Sex Sells.

Ok, we all know the studies that have been done linking attractive people in advertising to successful ads.  We all know that even in the smartest, most world-savvy of us, the appeal of being that attractive ourselves or winning the heart of someone else that attractive is a strong one.  We want to be and to have some ideal of beauty, and the commercials that promise us we will be and will have this ideal are the ones that get us to buy.

But our responses may be more basic than that.  A recent study has shown that men are willing to risk more when presented with a positive image before a gambling situation (say, a photo of a handsome couple together) than a negative (snakes and spiders) or neutral (office supplies) one.  In this case, unlike that of advertisements, the image is completely unrelated to the end result.  Gambling does not make you a handsome couple, a snake, or a stapler, nor is there any implication that it does.  However, the survey shows that by stimulating that positive part of the brain with a positive image, risk-taking increases.

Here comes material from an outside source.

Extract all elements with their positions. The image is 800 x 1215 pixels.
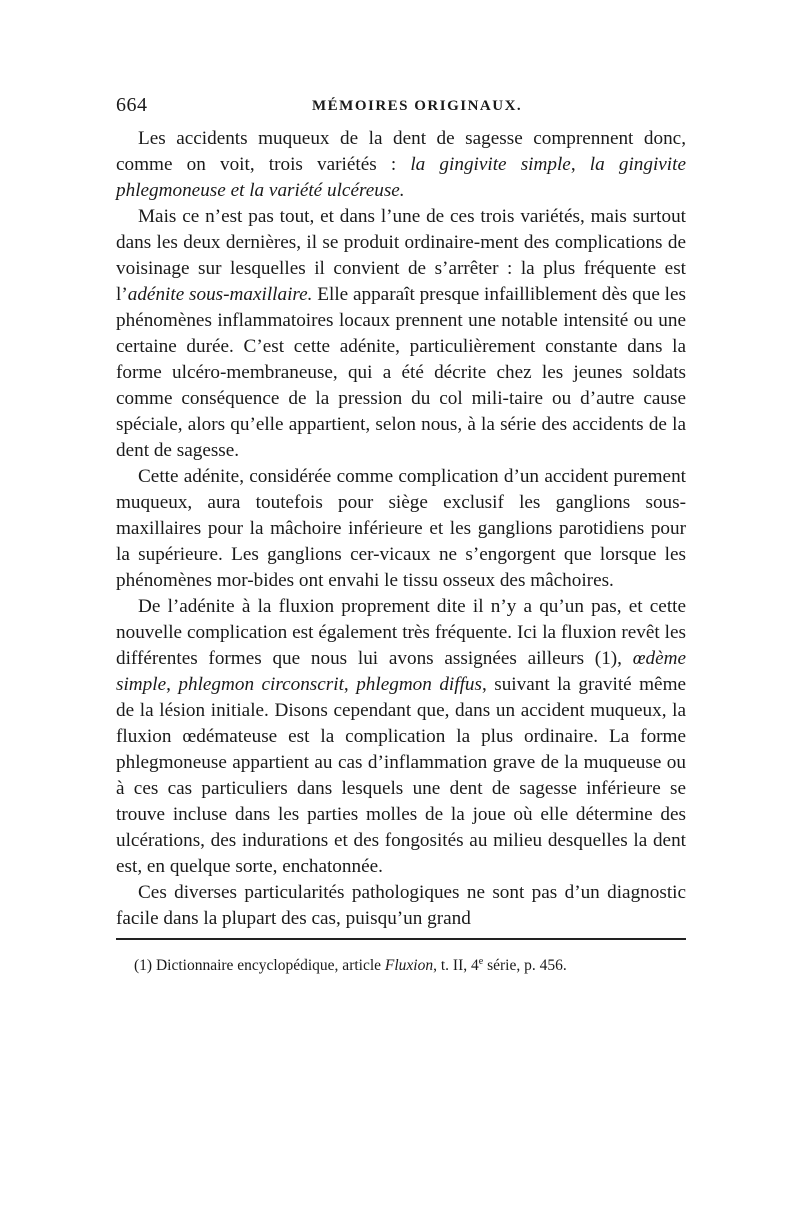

To a certain extent this is common sense.  When we are happy, we feel more secure and able to take risks.  On a good day, you’re more likely to ask that crush out on a date.  On a bad day, you’re less likely to buy that new car you’ve been looking at.  While this study shows that such affects are almost instantaneously registered to your brain, the result is pretty much the same.  You’re going to gamble more in a casino with attractive and friendly serving staff, a good ambiance, and with a few drinks in you because you feel happy and relaxed.  No one gambles in a casino being bombed.